Daniel Suo

Scientific progress goes 'boink'

Ph.D. Candidate
Princeton University
Department of Computer Science

DeepXplore: Automated Whitebox Testing of Deep Learning Systems

(link) Kexin Pei, Yinzhi Cao, Junfeng Yang, Suman Jana

Main idea

  • What is the problem? No systematic way to check correctness or coverage for deep learning models.
  • Why is it important?

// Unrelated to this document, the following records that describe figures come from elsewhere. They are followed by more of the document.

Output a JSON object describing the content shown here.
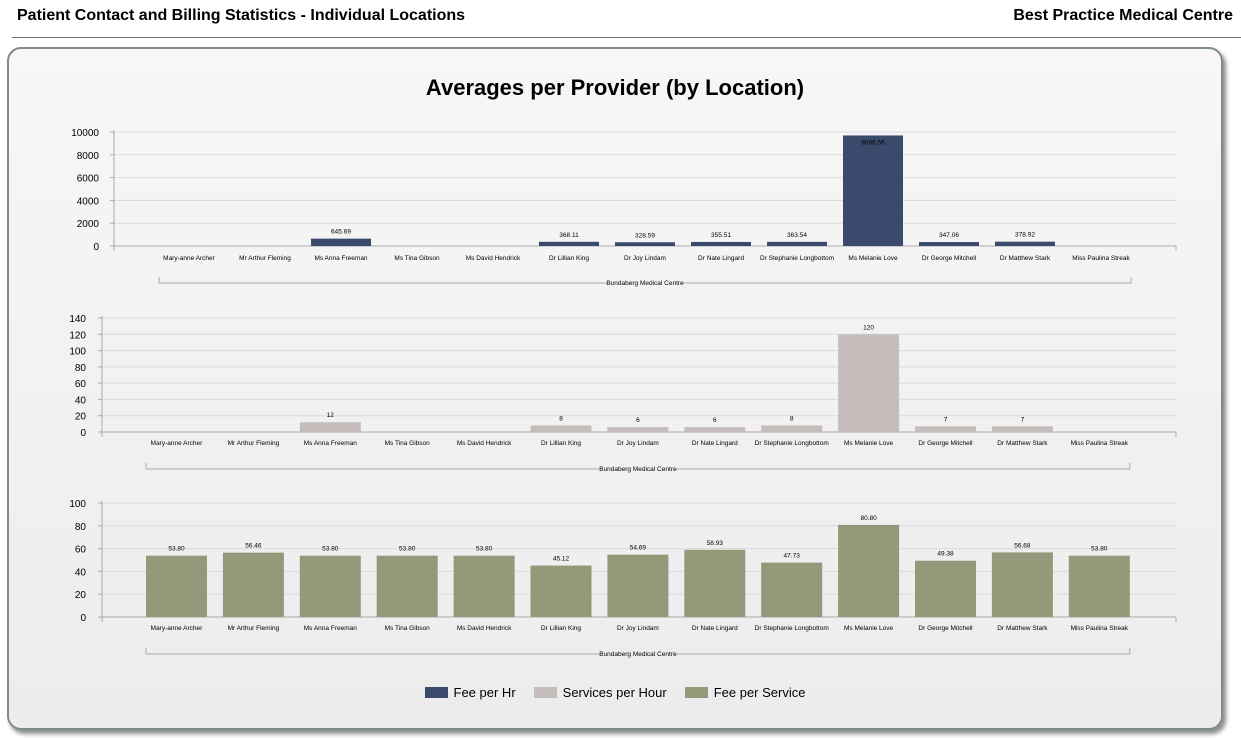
{
  "header": {
    "report_title": "Patient Contact and Billing Statistics - Individual Locations",
    "organization": "Best Practice Medical Centre"
  },
  "panel": {
    "title": "Averages per Provider (by Location)"
  },
  "colors": {
    "fee_per_hr": "#394a6c",
    "services_per_hour": "#c5bcbc",
    "fee_per_service": "#939a7a",
    "gridline": "#dadada",
    "axis": "#aaaaaa"
  },
  "legend": [
    {
      "label": "Fee per Hr",
      "color_key": "fee_per_hr"
    },
    {
      "label": "Services per Hour",
      "color_key": "services_per_hour"
    },
    {
      "label": "Fee per Service",
      "color_key": "fee_per_service"
    }
  ],
  "chart_data": [
    {
      "type": "bar",
      "series_name": "Fee per Hr",
      "color_key": "fee_per_hr",
      "group_label": "Bundaberg Medical Centre",
      "categories": [
        "Mary-anne Archer",
        "Mr Arthur Fleming",
        "Ms Anna Freeman",
        "Ms Tina Gibson",
        "Ms David Hendrick",
        "Dr Lillian King",
        "Dr Joy Lindam",
        "Dr Nate Lingard",
        "Dr Stephanie Longbottom",
        "Ms Melanie Love",
        "Dr George Mitchell",
        "Dr Matthew Stark",
        "Miss Paulina Streak"
      ],
      "values": [
        null,
        null,
        645.69,
        null,
        null,
        368.11,
        328.59,
        355.51,
        363.54,
        9696.56,
        347.06,
        378.92,
        null
      ],
      "labels": [
        "",
        "",
        "645.69",
        "",
        "",
        "368.11",
        "328.59",
        "355.51",
        "363.54",
        "9696.56",
        "347.06",
        "378.92",
        ""
      ],
      "yticks": [
        "0",
        "2000",
        "4000",
        "6000",
        "8000",
        "10000"
      ],
      "ylim": [
        0,
        10000
      ],
      "grid": true
    },
    {
      "type": "bar",
      "series_name": "Services per Hour",
      "color_key": "services_per_hour",
      "group_label": "Bundaberg Medical Centre",
      "categories": [
        "Mary-anne Archer",
        "Mr Arthur Fleming",
        "Ms Anna Freeman",
        "Ms Tina Gibson",
        "Ms David Hendrick",
        "Dr Lillian King",
        "Dr Joy Lindam",
        "Dr Nate Lingard",
        "Dr Stephanie Longbottom",
        "Ms Melanie Love",
        "Dr George Mitchell",
        "Dr Matthew Stark",
        "Miss Paulina Streak"
      ],
      "values": [
        null,
        null,
        12,
        null,
        null,
        8,
        6,
        6,
        8,
        120,
        7,
        7,
        null
      ],
      "labels": [
        "",
        "",
        "12",
        "",
        "",
        "8",
        "6",
        "6",
        "8",
        "120",
        "7",
        "7",
        ""
      ],
      "yticks": [
        "0",
        "20",
        "40",
        "60",
        "80",
        "100",
        "120",
        "140"
      ],
      "ylim": [
        0,
        140
      ],
      "grid": true
    },
    {
      "type": "bar",
      "series_name": "Fee per Service",
      "color_key": "fee_per_service",
      "group_label": "Bundaberg Medical Centre",
      "categories": [
        "Mary-anne Archer",
        "Mr Arthur Fleming",
        "Ms Anna Freeman",
        "Ms Tina Gibson",
        "Ms David Hendrick",
        "Dr Lillian King",
        "Dr Joy Lindam",
        "Dr Nate Lingard",
        "Dr Stephanie Longbottom",
        "Ms Melanie Love",
        "Dr George Mitchell",
        "Dr Matthew Stark",
        "Miss Paulina Streak"
      ],
      "values": [
        53.8,
        56.46,
        53.8,
        53.8,
        53.8,
        45.12,
        54.69,
        58.93,
        47.73,
        80.8,
        49.38,
        56.68,
        53.8
      ],
      "labels": [
        "53.80",
        "56.46",
        "53.80",
        "53.80",
        "53.80",
        "45.12",
        "54.69",
        "58.93",
        "47.73",
        "80.80",
        "49.38",
        "56.68",
        "53.80"
      ],
      "yticks": [
        "0",
        "20",
        "40",
        "60",
        "80",
        "100"
      ],
      "ylim": [
        0,
        100
      ],
      "grid": true
    }
  ]
}
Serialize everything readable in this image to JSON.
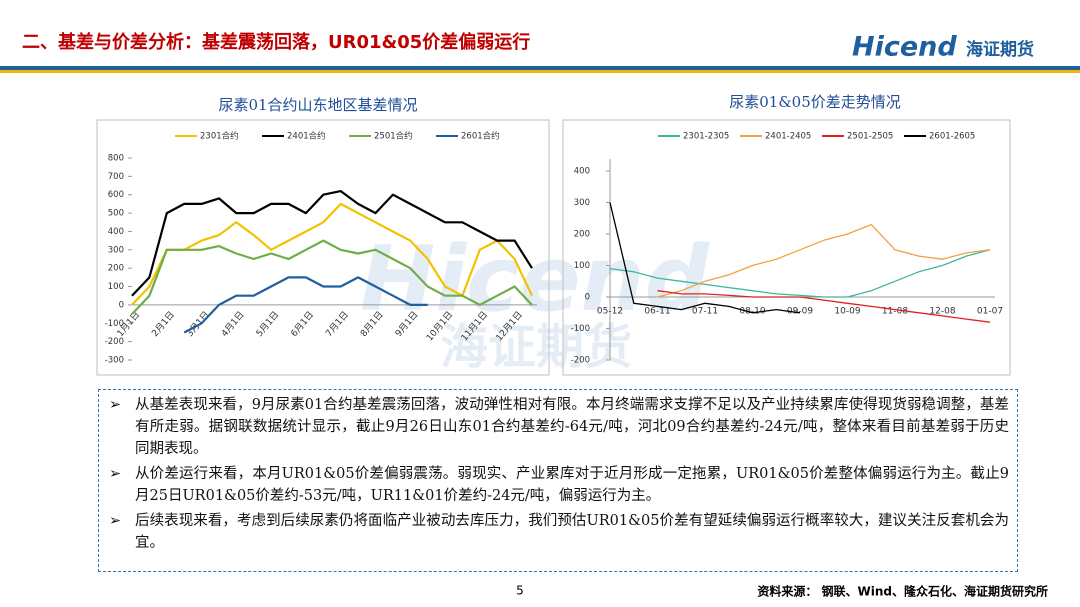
{
  "header": {
    "title": "二、基差与价差分析：基差震荡回落，UR01&05价差偏弱运行",
    "logo": "Hicend",
    "logo_cn": "海证期货"
  },
  "watermark": {
    "text": "Hicend",
    "text_cn": "海证期货"
  },
  "chart_data": [
    {
      "type": "line",
      "title": "尿素01合约山东地区基差情况",
      "categories": [
        "1月1日",
        null,
        "2月1日",
        null,
        "3月1日",
        null,
        "4月1日",
        null,
        "5月1日",
        null,
        "6月1日",
        null,
        "7月1日",
        null,
        "8月1日",
        null,
        "9月1日",
        null,
        "10月1日",
        null,
        "11月1日",
        null,
        "12月1日",
        null
      ],
      "series": [
        {
          "name": "2301合约",
          "color": "#f2c200",
          "values": [
            0,
            100,
            300,
            300,
            350,
            380,
            450,
            380,
            300,
            350,
            400,
            450,
            550,
            500,
            450,
            400,
            350,
            250,
            100,
            50,
            300,
            350,
            250,
            50
          ]
        },
        {
          "name": "2401合约",
          "color": "#000000",
          "values": [
            50,
            150,
            500,
            550,
            550,
            580,
            500,
            500,
            550,
            550,
            500,
            600,
            620,
            550,
            500,
            600,
            550,
            500,
            450,
            450,
            400,
            350,
            350,
            200
          ]
        },
        {
          "name": "2501合约",
          "color": "#70ad47",
          "values": [
            -50,
            50,
            300,
            300,
            300,
            320,
            280,
            250,
            280,
            250,
            300,
            350,
            300,
            280,
            300,
            250,
            200,
            100,
            50,
            50,
            0,
            50,
            100,
            0
          ]
        },
        {
          "name": "2601合约",
          "color": "#1f5fa0",
          "values": [
            null,
            null,
            null,
            -150,
            -100,
            0,
            50,
            50,
            100,
            150,
            150,
            100,
            100,
            150,
            100,
            50,
            0,
            0,
            null,
            null,
            null,
            null,
            null,
            null
          ]
        }
      ],
      "ylim": [
        -300,
        800
      ],
      "yticks": [
        -300,
        -200,
        -100,
        0,
        100,
        200,
        300,
        400,
        500,
        600,
        700,
        800
      ]
    },
    {
      "type": "line",
      "title": "尿素01&05价差走势情况",
      "categories": [
        "05-12",
        null,
        "06-11",
        null,
        "07-11",
        null,
        "08-10",
        null,
        "09-09",
        null,
        "10-09",
        null,
        "11-08",
        null,
        "12-08",
        null,
        "01-07"
      ],
      "series": [
        {
          "name": "2301-2305",
          "color": "#3cb89a",
          "values": [
            90,
            80,
            60,
            50,
            40,
            30,
            20,
            10,
            5,
            0,
            0,
            20,
            50,
            80,
            100,
            130,
            150
          ]
        },
        {
          "name": "2401-2405",
          "color": "#f4a040",
          "values": [
            null,
            null,
            0,
            20,
            50,
            70,
            100,
            120,
            150,
            180,
            200,
            230,
            150,
            130,
            120,
            140,
            150
          ]
        },
        {
          "name": "2501-2505",
          "color": "#e02020",
          "values": [
            null,
            null,
            20,
            10,
            10,
            5,
            0,
            0,
            0,
            -10,
            -20,
            -30,
            -40,
            -50,
            -60,
            -70,
            -80
          ]
        },
        {
          "name": "2601-2605",
          "color": "#000000",
          "values": [
            300,
            -20,
            -30,
            -40,
            -20,
            -30,
            -50,
            -40,
            -50,
            null,
            null,
            null,
            null,
            null,
            null,
            null,
            null
          ]
        }
      ],
      "ylim": [
        -200,
        400
      ],
      "yticks": [
        -200,
        -100,
        0,
        100,
        200,
        300,
        400
      ]
    }
  ],
  "bullets": [
    "从基差表现来看，9月尿素01合约基差震荡回落，波动弹性相对有限。本月终端需求支撑不足以及产业持续累库使得现货弱稳调整，基差有所走弱。据钢联数据统计显示，截止9月26日山东01合约基差约-64元/吨，河北09合约基差约-24元/吨，整体来看目前基差弱于历史同期表现。",
    "从价差运行来看，本月UR01&05价差偏弱震荡。弱现实、产业累库对于近月形成一定拖累，UR01&05价差整体偏弱运行为主。截止9月25日UR01&05价差约-53元/吨，UR11&01价差约-24元/吨，偏弱运行为主。",
    "后续表现来看，考虑到后续尿素仍将面临产业被动去库压力，我们预估UR01&05价差有望延续偏弱运行概率较大，建议关注反套机会为宜。"
  ],
  "footer": {
    "page": "5",
    "source": "资料来源：   钢联、Wind、隆众石化、海证期货研究所"
  }
}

Deep learning is increasingly deployed in safety- and security-critical domains.
  • What is the approach?
    1. Use ‘neuron coverage’ as metric for measuring which parts of model are tested by inputs
    2. Use other, similar models to cross-check output to avoid manual checking
    3. Pose the search for inputs that both a) trigger many differential behaviors and b) trigger high neuron coverage as a joint optimization problem to solve via gradiant-based search
  • What is the result?
    • Can generate bad test input without much compute
    • Can use generated bad test inputs to improve model accuracy by up to 3%

Notes

  • Adversarial images expose some errors, but only cover limited portion of a model’s logic
  • Neuron coverage is # of unique activated neurons for all test inputs / total number of neurons
  • Maximize differential behavior means have different behaviors (e.g., classification) from different DNNs on the same input

Questions

  • Is neuron coverage a good metric? How many neurons are likely to be dead with a large enough training set? What indication do we have that neuron coverage is correlated with unusual input or wrong behavior?
  • Isn’t this just another (hand-crafted) mechanism for generating adversarial images? Why is neuron coverage important? We could relax standard adversarial deep learning and use similar domain-specific constraints

Extension ideas

  • Are there other ways to generate “reasonable inputs” that produce diverse outputs (i.e., different results on different models trained for the same task)
  • Can we show whether or not neuron coverage is actually a good metric (i.e., if we have good neuron coverage, does that really mean we have a good sample of the real world?)